O artigo pretende discorrer tais acontecimentos históricos, apontar em maior detalhe elementos da linguagem fílmica que manifestam lapsos reminiscentes do feminino monstruoso na história do ocidente a fim de refletir sobre como estas ideias podem ser articuladas de modo a questionar valores tidos como femininos.
Bibliografia
- CARROL, Noël. A filosofia do horror ou paradoxos do coração. Campinas: Papirus, 1999.
DENOVAC, Adriano. “A natureza é a igreja de Satã”: e o feminino que nos olha por entre no filme Anticristo de Lars Von Trier. In: Cinema e Corpo. Soraia Chung Saura & Ana Cristina Zimmermann (orgs.).
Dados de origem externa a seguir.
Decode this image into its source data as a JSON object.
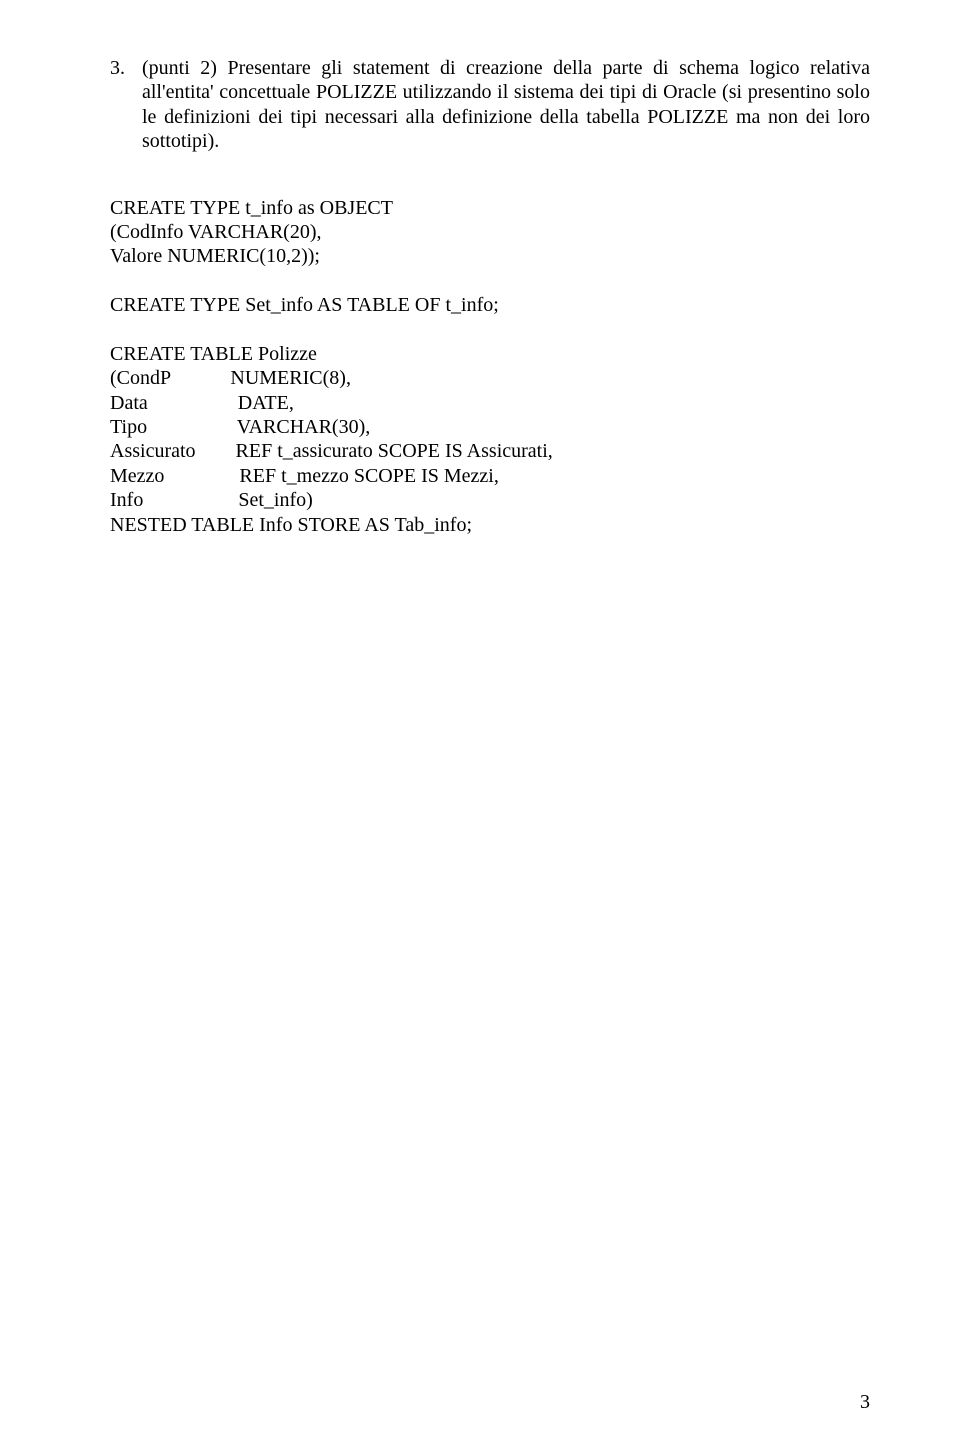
{
  "question": {
    "number": "3.",
    "text": "(punti 2) Presentare gli statement di creazione della parte di schema logico relativa all'entita' concettuale POLIZZE utilizzando il sistema dei tipi di Oracle (si presentino solo le definizioni dei tipi necessari alla definizione della tabella POLIZZE ma non dei loro sottotipi)."
  },
  "answer": {
    "line01": "CREATE TYPE t_info as OBJECT",
    "line02": "(CodInfo VARCHAR(20),",
    "line03": "Valore NUMERIC(10,2));",
    "line04": "",
    "line05": "CREATE TYPE Set_info AS TABLE OF t_info;",
    "line06": "",
    "line07": "CREATE TABLE Polizze",
    "line08_col1": "(CondP",
    "line08_col2": "NUMERIC(8),",
    "line09_col1": "Data",
    "line09_col2": "DATE,",
    "line10_col1": "Tipo",
    "line10_col2": "VARCHAR(30),",
    "line11_col1": "Assicurato",
    "line11_col2": "REF t_assicurato SCOPE IS Assicurati,",
    "line12_col1": "Mezzo",
    "line12_col2": "REF t_mezzo SCOPE IS Mezzi,",
    "line13_col1": "Info",
    "line13_col2": "Set_info)",
    "line14": "NESTED TABLE Info STORE AS Tab_info;"
  },
  "page_number": "3"
}
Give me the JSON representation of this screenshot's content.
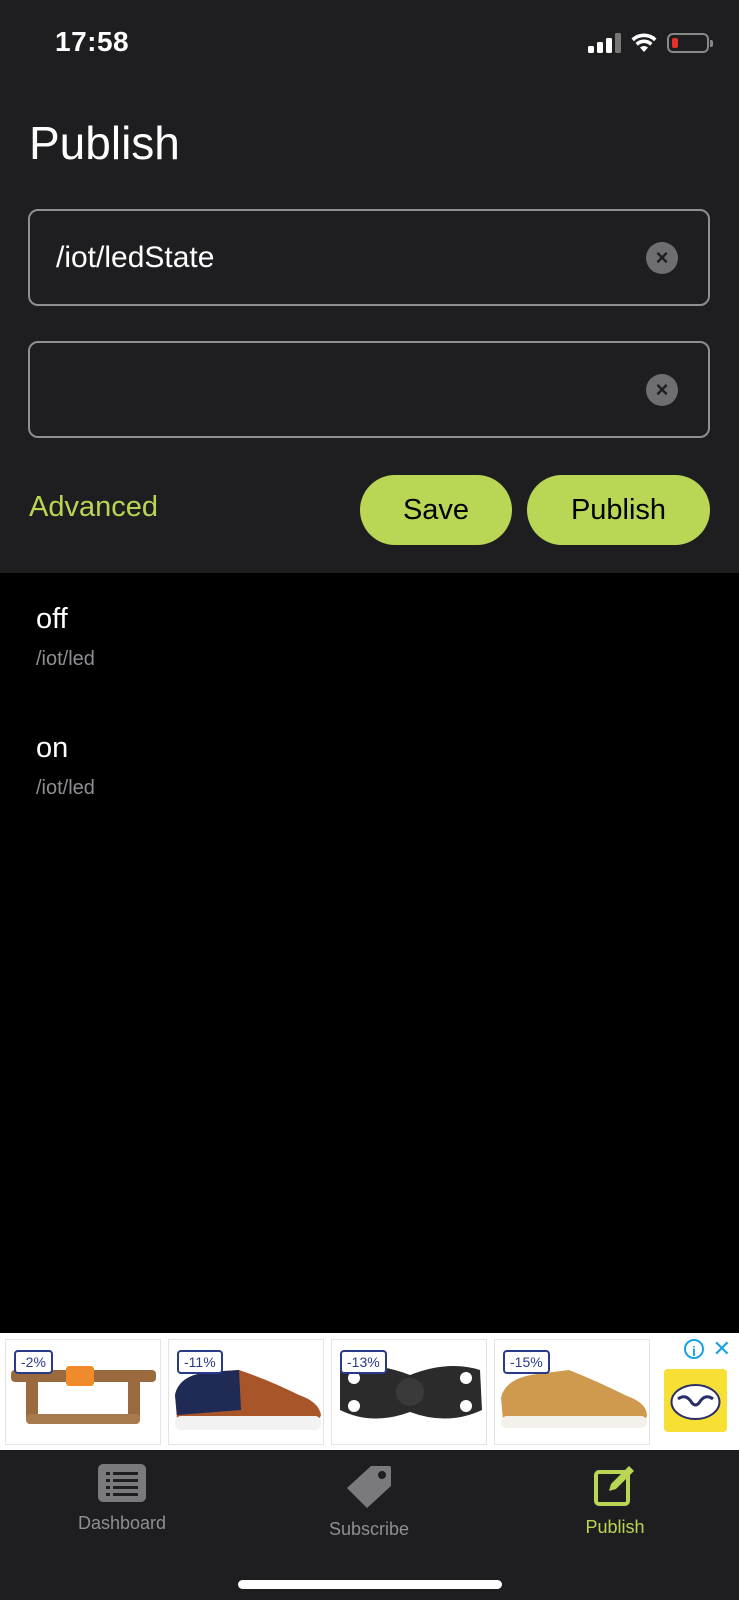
{
  "status_bar": {
    "time": "17:58"
  },
  "header": {
    "title": "Publish"
  },
  "form": {
    "topic_value": "/iot/ledState",
    "payload_value": "",
    "advanced_label": "Advanced",
    "save_label": "Save",
    "publish_label": "Publish"
  },
  "saved_messages": [
    {
      "payload": "off",
      "topic": "/iot/led"
    },
    {
      "payload": "on",
      "topic": "/iot/led"
    }
  ],
  "ad_banner": {
    "tiles": [
      {
        "discount": "-2%"
      },
      {
        "discount": "-11%"
      },
      {
        "discount": "-13%"
      },
      {
        "discount": "-15%"
      }
    ],
    "info_icon": "info-icon",
    "close_icon": "close-icon"
  },
  "tab_bar": {
    "tabs": [
      {
        "label": "Dashboard",
        "icon": "list-icon"
      },
      {
        "label": "Subscribe",
        "icon": "tag-icon"
      },
      {
        "label": "Publish",
        "icon": "edit-icon"
      }
    ],
    "active_tab": "Publish"
  },
  "colors": {
    "accent": "#b9d655",
    "panel_bg": "#1e1e20",
    "list_bg": "#000000",
    "secondary_text": "#8e8e93"
  }
}
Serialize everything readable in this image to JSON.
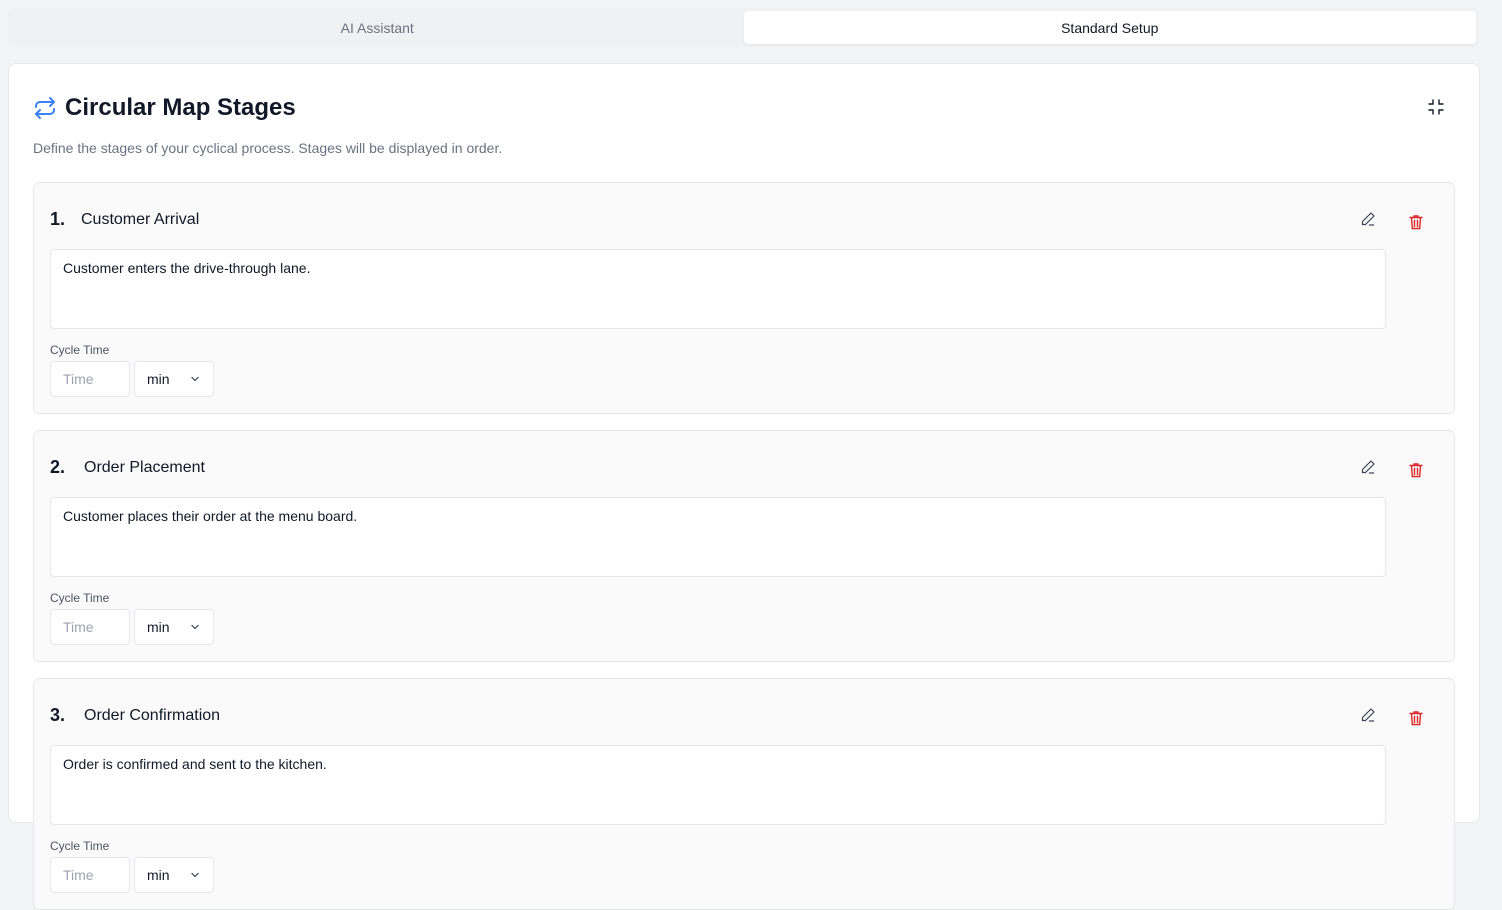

São Paulo: Pró-Reitoria de Cultura e Extensão Universitária – USP / Editora Laços, 2016.
FELINTO, Erick; SANTAELLA, Lucia. O explorador de abismos: Vilem Flusser e o pos-humanismo. 1. ed. Sao Paulo: Paulus, 2012.
LEITE JÚNIOR, José. Monstruosa humanidade. ComCiência, Revista eletrônica de jornalismo científico, n. 92. 2007.
MALDONADO-TORRES, Nelson. Analítica da colonialidade e da decolonialidade: algumas dimensões básicas. In: BERNARDINO-COSTA, Joaze, TORRES-MALDONADO, Nelson, GROSFOGUEL, Ramón (orgs.). Decolonialidade e pensamento afrodiaspórico. Belo Horizonte: Autêntica, 2019, p. 27-53.
MONSTRO. In: DICIO, Dicionário Online de Português. Porto: 7Graus, 2019.